Talvez a resistência à
psicanálise não dure para sempre como Freud
pensou, entretanto, sabemos que esta ciência ainda fere o narcisismo humano,
ainda fere nosso desejo de onipotência, de completude.
Sabemos também que ela continua a denunciar e criticar o funcionamento
da sociedade, pois, o
mal-estar se instala em qualquer tempo, em qualquer cultura.

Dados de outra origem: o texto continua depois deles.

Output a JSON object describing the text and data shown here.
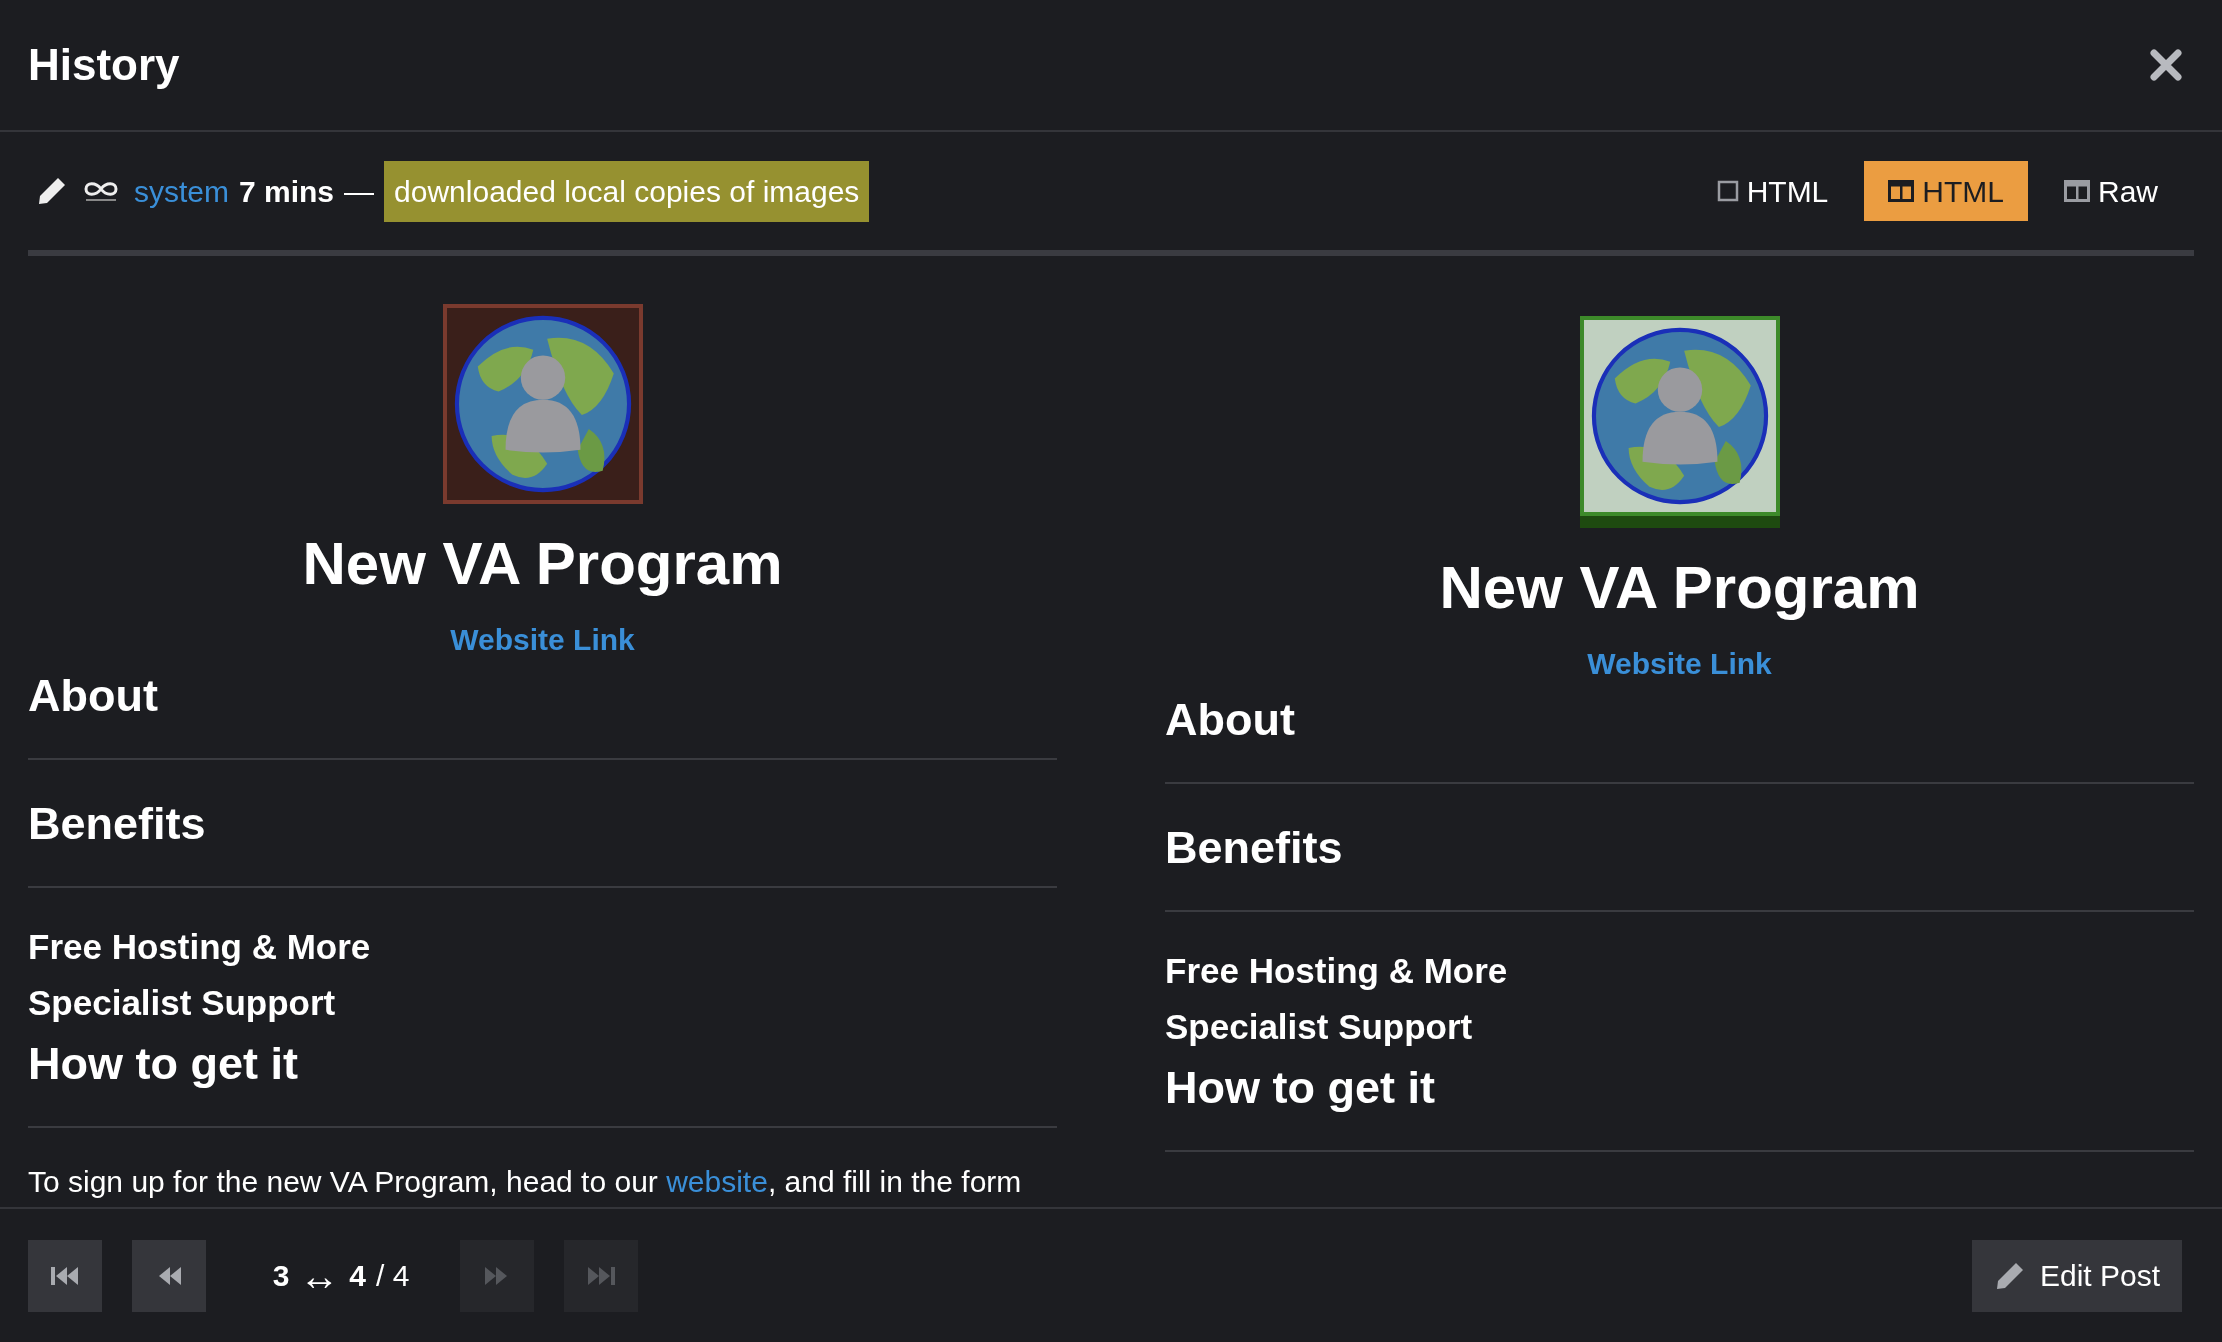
{
  "dialog": {
    "title": "History"
  },
  "revision": {
    "user": "system",
    "age": "7 mins",
    "separator": "—",
    "reason": "downloaded local copies of images"
  },
  "view_modes": [
    {
      "kind": "inline",
      "label": "HTML",
      "selected": false
    },
    {
      "kind": "side",
      "label": "HTML",
      "selected": true
    },
    {
      "kind": "raw",
      "label": "Raw",
      "selected": false
    }
  ],
  "columns": [
    {
      "image": {
        "removed": true
      },
      "title": "New VA Program",
      "link": "Website Link",
      "blocks": [
        {
          "kind": "h2",
          "text": "About"
        },
        {
          "kind": "rule"
        },
        {
          "kind": "h2",
          "text": "Benefits"
        },
        {
          "kind": "rule"
        },
        {
          "kind": "h3",
          "text": "Free Hosting & More"
        },
        {
          "kind": "h3",
          "text": "Specialist Support"
        },
        {
          "kind": "h2",
          "text": "How to get it"
        },
        {
          "kind": "rule"
        },
        {
          "kind": "paragraph",
          "parts": [
            {
              "text": "To sign up for the new VA Program, head to our "
            },
            {
              "text": "website",
              "link": true
            },
            {
              "text": ", and fill in the form"
            }
          ]
        }
      ]
    },
    {
      "image": {
        "removed": false
      },
      "title": "New VA Program",
      "link": "Website Link",
      "blocks": [
        {
          "kind": "h2",
          "text": "About"
        },
        {
          "kind": "rule"
        },
        {
          "kind": "h2",
          "text": "Benefits"
        },
        {
          "kind": "rule"
        },
        {
          "kind": "h3",
          "text": "Free Hosting & More"
        },
        {
          "kind": "h3",
          "text": "Specialist Support"
        },
        {
          "kind": "h2",
          "text": "How to get it"
        },
        {
          "kind": "rule"
        }
      ]
    }
  ],
  "navigation": {
    "buttons": [
      {
        "kind": "first",
        "disabled": false
      },
      {
        "kind": "previous",
        "disabled": false
      },
      {
        "kind": "next",
        "disabled": true
      },
      {
        "kind": "last",
        "disabled": true
      }
    ],
    "from": "3",
    "arrow": "↔",
    "to": "4",
    "total": "/ 4"
  },
  "edit_button": "Edit Post"
}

Entendemos que por mais que
mudanças sociais, econômicas, culturais tenham ocorrido neste intervalo de
tempo, a civilização ainda se sustenta
na repressão dos nossos instintos.
Por Isabelle Maurutto Schoffen
Psicóloga clínica, mestranda em Psicologia pela
Universidade Estadual de Maringá, colaboradora e idealizadora da Roda de
Psicanálise: teoria, clínica e cultura.
Fonte: acesse http://www.rodadepsicanalise.com.br/
Referências
Freud, S. (2006). As resistências
à Psicanálise. In Edição standard das obras psicológicas completas de
Sigmund Freud (J. Salomão, trad., Vol. 19, pp. 235-248). Rio de
Janeiro: Imago. (Trabalho original publicado em 1925)
Honda, H. (2009). Subjetividade e
Metapsicologia: a constituição conceitual da realidade psíquica. In: A. E.
Tomanik, A. M. P. Caniato, & M. G. D. Facci (Orgs.) A Constituição do Sujeito e
Historicidade. (pp,
63-104). Capinas: Alínea.
Melman, C. (2008). O
homem sem gravidade – gozar a qualquer preço. (Sandra Regina Felgueiras,
trad.). Rio de Janeiro: Companhia de Freud.
Rudge, A. M. (2006). As teorias
do sujeito contemporâneo e o destino da psicanálise. In Ana Maria Rudge
(org). Traumas. (pp. 11-21), São Paulo: Escuta.